La bibliothèque libre.
Sauter à la navigation Sauter à la recherche

Calmann-Lévy (p. 145-149).


XVII


Il ne restait plus que trois jours à Jean pour se préparer à l’examen pour l’admission au ministère des Finances. Il les passa à la maison, où les figures de son père, de sa tante et de l’apprenti lui semblaient étrangères tant elles étaient sorties de sa pensée. M. Servien, mécontent de son fils, se taisait devant lui par timidité et par délicatesse. La tante le subjuguait par son excès de tendresse radoteuse ; elle entrait la nuit dans sa chambre pour voir s’il dormait bien. Tout le jour elle lui contait ses misères et ses haines.

Ayant surpris ses propres lunettes sur le nez de l’apprenti, elle gardait de cette profanation une sorte d’horreur religieuse.

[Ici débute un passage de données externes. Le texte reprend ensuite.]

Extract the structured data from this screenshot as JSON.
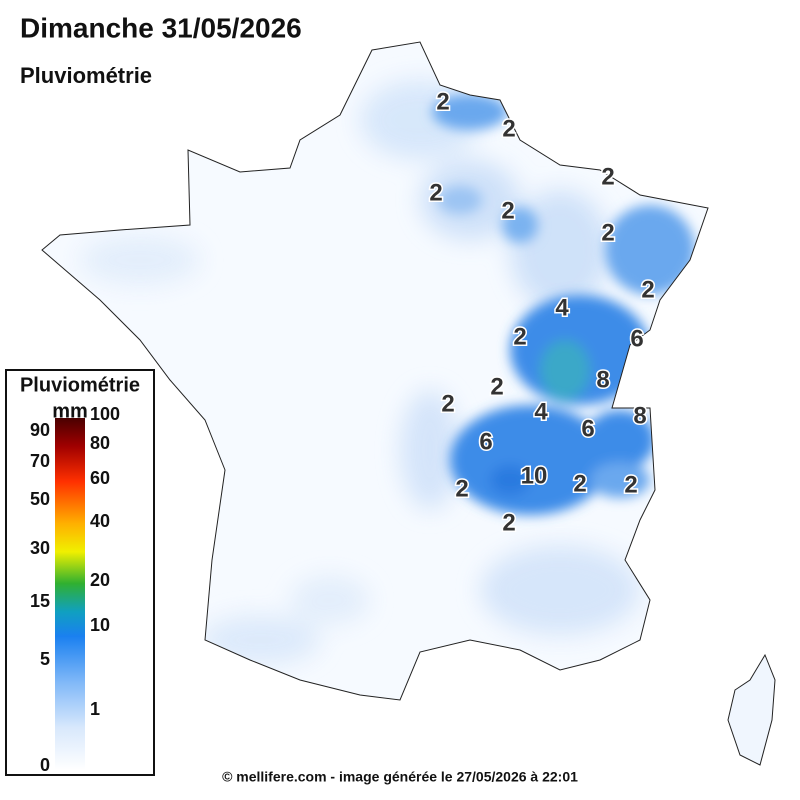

— « Ce garçon est capable de tout », disait-elle. Un des divertissements de l’apprenti était d’exécuter sur le dos de la vieille fille la danse des Caraïbes anthropophages, qu’il avait vue dans quelque théâtre. Il se mettait dans les cheveux des plumes arrachées à un plumeau ; il tenait entre ses dents un grand couteau sans manche et il s’approchait d’elle, accroupi et sautillant, avec des grimaces féroces qu’il remplaçait peu à peu par l’expression d’une avidité déçue, à mesure qu’il constatait combien sa proie était dure et coriace. Et Jean riait de cette mimique vulgaire et drôle. La tante n’avait jamais eu de ce petit drame joué sur ses talons une idée bien nette ; mais s’étant parfois brusquement retournée, elle avait soupçonné quelque irrévérence. Et pourtant, elle supportait cet enfant parce qu’il était du peuple. Elle ne haïssait vraiment que les riches. Elle s’indignait que sa bouchère fût allée en robe de soie à une messe de mariage.

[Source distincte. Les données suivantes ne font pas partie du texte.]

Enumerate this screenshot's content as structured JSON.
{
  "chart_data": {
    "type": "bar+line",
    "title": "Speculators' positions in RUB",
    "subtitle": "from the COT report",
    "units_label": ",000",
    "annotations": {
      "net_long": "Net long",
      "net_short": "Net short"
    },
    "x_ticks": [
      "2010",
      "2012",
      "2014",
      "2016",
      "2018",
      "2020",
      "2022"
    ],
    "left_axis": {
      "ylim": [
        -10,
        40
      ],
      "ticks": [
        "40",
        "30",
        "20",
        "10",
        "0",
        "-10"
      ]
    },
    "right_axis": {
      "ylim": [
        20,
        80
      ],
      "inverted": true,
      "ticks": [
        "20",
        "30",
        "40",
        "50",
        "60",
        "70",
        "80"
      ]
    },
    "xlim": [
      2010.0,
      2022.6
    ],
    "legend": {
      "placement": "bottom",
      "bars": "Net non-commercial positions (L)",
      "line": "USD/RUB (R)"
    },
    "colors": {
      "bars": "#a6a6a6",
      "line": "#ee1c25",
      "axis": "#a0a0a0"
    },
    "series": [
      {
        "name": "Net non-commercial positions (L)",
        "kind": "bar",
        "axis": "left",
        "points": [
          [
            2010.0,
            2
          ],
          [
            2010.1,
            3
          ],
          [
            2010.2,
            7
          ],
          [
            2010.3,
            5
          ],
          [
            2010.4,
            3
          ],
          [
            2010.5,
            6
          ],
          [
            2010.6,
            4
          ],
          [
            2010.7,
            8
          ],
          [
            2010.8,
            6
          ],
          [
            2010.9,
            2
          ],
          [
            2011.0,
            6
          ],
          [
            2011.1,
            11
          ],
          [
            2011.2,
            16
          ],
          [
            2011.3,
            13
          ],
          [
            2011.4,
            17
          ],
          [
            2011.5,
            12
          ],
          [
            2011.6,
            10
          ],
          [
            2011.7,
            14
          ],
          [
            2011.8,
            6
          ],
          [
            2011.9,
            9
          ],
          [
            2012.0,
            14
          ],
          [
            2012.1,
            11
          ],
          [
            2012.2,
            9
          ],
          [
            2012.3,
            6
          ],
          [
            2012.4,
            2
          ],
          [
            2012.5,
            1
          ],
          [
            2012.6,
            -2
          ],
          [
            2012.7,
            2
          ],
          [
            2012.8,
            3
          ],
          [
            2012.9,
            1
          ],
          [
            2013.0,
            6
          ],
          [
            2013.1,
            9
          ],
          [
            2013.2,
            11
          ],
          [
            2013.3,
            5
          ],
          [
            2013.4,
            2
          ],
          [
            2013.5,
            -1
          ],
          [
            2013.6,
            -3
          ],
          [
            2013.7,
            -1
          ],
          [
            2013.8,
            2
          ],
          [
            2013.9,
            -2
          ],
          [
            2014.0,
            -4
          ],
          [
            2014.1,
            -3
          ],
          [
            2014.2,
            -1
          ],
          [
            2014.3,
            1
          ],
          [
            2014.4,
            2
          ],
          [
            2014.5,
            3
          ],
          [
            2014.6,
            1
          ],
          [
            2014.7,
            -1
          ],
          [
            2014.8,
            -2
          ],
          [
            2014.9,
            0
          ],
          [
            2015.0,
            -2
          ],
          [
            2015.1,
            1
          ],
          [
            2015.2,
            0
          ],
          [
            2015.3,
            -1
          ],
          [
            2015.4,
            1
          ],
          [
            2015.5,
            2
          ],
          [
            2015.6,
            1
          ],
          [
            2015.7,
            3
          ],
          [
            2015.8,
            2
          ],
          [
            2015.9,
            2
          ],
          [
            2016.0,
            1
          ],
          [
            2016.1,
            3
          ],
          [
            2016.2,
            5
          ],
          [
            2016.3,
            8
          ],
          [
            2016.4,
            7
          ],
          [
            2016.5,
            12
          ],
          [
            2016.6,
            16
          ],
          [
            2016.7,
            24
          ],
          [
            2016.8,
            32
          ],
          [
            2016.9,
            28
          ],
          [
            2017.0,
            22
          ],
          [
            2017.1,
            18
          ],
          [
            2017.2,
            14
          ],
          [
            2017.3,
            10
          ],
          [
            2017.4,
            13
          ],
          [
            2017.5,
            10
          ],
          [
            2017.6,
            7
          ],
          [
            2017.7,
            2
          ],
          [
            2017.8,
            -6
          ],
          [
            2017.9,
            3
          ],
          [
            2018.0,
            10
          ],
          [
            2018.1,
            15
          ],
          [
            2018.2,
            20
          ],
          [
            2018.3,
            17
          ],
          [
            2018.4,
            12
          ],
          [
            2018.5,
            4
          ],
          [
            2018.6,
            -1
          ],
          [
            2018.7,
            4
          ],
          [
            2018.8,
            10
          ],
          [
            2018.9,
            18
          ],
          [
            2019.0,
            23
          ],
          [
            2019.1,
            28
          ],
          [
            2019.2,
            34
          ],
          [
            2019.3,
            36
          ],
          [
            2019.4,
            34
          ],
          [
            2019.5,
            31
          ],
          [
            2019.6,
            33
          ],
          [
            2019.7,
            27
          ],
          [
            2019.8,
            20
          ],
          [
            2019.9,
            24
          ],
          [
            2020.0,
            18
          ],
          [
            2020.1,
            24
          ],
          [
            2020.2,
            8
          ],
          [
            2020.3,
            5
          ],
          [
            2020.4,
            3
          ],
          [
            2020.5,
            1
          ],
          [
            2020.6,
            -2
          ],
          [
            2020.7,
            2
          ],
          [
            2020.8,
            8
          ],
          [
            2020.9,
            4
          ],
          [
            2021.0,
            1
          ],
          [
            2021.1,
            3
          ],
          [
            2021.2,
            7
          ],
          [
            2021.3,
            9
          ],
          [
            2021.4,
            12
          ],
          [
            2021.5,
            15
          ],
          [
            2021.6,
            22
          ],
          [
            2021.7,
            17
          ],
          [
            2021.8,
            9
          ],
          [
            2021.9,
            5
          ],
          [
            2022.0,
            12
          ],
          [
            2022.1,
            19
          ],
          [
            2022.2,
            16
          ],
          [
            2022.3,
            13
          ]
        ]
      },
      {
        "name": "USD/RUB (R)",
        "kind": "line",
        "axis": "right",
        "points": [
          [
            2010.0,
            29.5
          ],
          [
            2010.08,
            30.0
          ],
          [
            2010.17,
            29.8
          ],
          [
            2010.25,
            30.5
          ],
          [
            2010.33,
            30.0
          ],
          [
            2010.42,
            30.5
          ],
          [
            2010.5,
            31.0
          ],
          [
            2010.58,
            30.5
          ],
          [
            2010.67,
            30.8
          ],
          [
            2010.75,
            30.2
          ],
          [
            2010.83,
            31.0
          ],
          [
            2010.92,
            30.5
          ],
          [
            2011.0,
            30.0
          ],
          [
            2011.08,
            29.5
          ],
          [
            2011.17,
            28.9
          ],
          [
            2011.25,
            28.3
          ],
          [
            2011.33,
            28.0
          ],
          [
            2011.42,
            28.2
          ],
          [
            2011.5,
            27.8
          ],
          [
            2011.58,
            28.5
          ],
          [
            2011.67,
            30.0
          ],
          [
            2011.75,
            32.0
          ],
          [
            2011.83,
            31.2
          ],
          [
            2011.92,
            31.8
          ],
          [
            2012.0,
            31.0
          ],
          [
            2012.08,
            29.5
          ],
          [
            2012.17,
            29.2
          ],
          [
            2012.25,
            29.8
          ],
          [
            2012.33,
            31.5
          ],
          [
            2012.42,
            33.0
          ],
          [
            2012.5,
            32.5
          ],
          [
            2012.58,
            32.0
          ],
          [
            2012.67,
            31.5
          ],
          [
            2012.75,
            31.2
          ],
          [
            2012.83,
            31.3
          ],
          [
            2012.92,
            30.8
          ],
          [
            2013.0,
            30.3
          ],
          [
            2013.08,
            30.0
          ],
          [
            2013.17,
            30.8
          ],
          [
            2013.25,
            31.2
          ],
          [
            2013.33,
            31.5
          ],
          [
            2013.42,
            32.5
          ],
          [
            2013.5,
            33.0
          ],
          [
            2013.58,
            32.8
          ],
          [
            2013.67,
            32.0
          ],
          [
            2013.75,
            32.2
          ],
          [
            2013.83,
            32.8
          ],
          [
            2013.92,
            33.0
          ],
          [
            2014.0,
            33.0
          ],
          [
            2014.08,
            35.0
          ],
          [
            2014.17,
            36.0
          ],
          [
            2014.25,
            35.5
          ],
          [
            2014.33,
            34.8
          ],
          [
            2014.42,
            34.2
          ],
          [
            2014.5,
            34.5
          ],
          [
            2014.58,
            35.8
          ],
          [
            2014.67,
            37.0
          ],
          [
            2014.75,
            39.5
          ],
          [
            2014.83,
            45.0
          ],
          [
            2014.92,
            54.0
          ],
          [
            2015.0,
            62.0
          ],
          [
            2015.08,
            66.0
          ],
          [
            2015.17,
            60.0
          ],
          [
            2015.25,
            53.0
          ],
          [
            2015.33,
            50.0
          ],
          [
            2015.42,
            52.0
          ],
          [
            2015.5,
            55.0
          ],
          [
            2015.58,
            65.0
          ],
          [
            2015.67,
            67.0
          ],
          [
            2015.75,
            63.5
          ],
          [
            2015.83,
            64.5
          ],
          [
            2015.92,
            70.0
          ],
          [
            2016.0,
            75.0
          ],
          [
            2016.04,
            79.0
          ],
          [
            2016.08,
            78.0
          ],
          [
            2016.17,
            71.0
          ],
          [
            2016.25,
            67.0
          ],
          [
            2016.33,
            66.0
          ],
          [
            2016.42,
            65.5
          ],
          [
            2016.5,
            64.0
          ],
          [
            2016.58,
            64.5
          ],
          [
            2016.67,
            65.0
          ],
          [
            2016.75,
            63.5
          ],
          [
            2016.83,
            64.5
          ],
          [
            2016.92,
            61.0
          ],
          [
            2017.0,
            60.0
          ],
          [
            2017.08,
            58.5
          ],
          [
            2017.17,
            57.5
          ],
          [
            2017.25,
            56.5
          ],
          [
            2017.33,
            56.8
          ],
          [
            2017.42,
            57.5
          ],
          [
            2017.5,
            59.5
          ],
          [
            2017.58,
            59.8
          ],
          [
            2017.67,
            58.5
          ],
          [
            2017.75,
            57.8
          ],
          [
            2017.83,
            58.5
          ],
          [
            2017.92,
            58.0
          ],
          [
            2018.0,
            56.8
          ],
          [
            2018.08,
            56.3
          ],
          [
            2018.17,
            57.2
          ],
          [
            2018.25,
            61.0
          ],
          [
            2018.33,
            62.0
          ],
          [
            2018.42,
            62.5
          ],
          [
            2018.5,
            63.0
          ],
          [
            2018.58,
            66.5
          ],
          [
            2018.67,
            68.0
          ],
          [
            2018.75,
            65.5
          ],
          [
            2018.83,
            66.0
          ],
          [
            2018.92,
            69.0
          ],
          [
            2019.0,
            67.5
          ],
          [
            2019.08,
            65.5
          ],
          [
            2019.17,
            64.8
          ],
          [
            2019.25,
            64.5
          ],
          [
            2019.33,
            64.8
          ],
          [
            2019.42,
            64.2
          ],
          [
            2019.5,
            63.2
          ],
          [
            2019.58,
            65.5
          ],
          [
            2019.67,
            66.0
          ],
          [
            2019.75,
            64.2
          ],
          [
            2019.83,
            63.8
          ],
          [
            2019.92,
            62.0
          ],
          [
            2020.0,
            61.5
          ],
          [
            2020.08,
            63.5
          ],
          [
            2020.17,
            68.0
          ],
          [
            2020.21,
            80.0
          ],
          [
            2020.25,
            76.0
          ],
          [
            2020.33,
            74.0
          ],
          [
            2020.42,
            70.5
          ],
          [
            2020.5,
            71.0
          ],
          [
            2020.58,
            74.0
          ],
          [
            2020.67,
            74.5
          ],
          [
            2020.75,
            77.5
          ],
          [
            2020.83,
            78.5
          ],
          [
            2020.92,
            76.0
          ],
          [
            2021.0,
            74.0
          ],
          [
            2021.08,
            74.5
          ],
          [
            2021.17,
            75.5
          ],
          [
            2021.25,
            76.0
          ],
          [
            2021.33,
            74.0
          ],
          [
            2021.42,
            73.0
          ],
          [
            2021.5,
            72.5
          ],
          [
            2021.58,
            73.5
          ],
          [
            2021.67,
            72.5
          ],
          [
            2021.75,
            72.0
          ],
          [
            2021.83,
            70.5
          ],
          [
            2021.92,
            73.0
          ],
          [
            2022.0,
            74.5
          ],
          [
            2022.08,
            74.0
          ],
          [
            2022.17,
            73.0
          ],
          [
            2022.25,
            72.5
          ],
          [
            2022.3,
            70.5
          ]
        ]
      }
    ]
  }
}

Il y avait au haut de la rue de Rennes, au bord d’un terrain vague, dans une échoppe, une marchande de pain d’épice poudreux et de bâtons de sucre d’orge rances. Cette femme avait un teint couleur de brique sous une marmotte de cotonnade et des yeux d’un bleu clair et dur. Tout son étal n’avait pas coûté deux francs et quand il faisait du vent, la poussière blanche des maisons en construction le couvrait comme un badigeon. Les bonnes et les mères tiraient vivement les petits enfants qui lorgnaient la marchandise :

— « C’est sale ! » disaient-elles.

Mais cette femme n’avait pas l’air d’entendre ; et l’on eût dit qu’elle ne ressentait plus rien. Elle ne mendiait pas. La Servien lui disait bonjour en passant, l’appelait par son nom, parlait avec elle, devant l’échoppe, quelquefois un quart d’heure. Elles conversaient toutes deux des voisins, des accidents arrivés sur la voie publique, des chevaux maltraités par les cochers, des peines de cette vie et du bon Dieu « qui n’est pas toujours juste ».

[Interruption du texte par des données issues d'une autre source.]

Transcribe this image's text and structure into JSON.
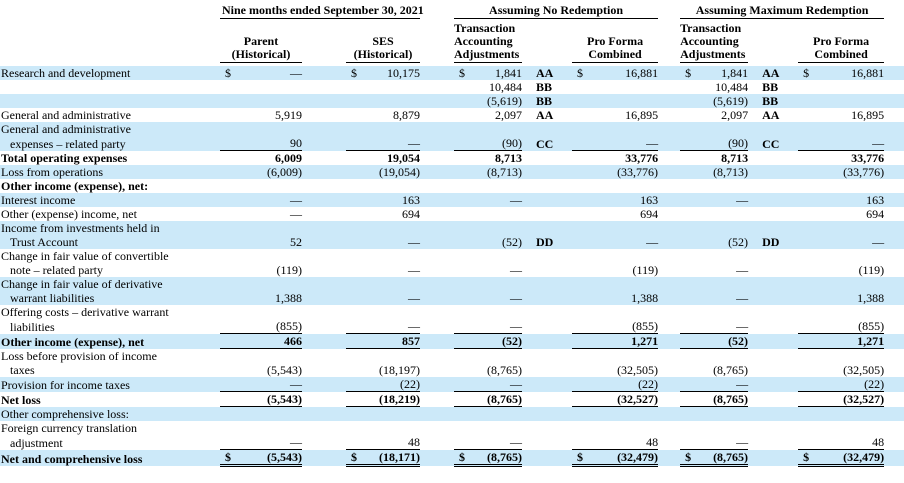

Il arriva à Jean d’assister à un de ces entretiens. Cette saveur des petites existences, ce goût particulier des vies misérables, paresseuses et résignées, remuait tout son sang dans ses veines de plébéien. En un moment, entre ces deux vieilles, couleur de pierre, et n’ayant de vie que celle de la rue, tantôt sombre et déserte, tantôt ensoleillée et peuplée, le jeune homme en apprit plus sur l’existence qu’on ne lui en avait enseigné au collège. Sa pensée alla de cette femme à l’autre, si belle et qu’il aimait, et il se fit de la vie une idée mélancolique et large. Il se dit qu’elles mourraient toutes deux, et une affreuse vieille, accroupie devant des gâteaux moisis, lui rendit cette impression de morne sérénité qu’il avait ressentie devant les joyaux funéraires de la reine d’Égypte.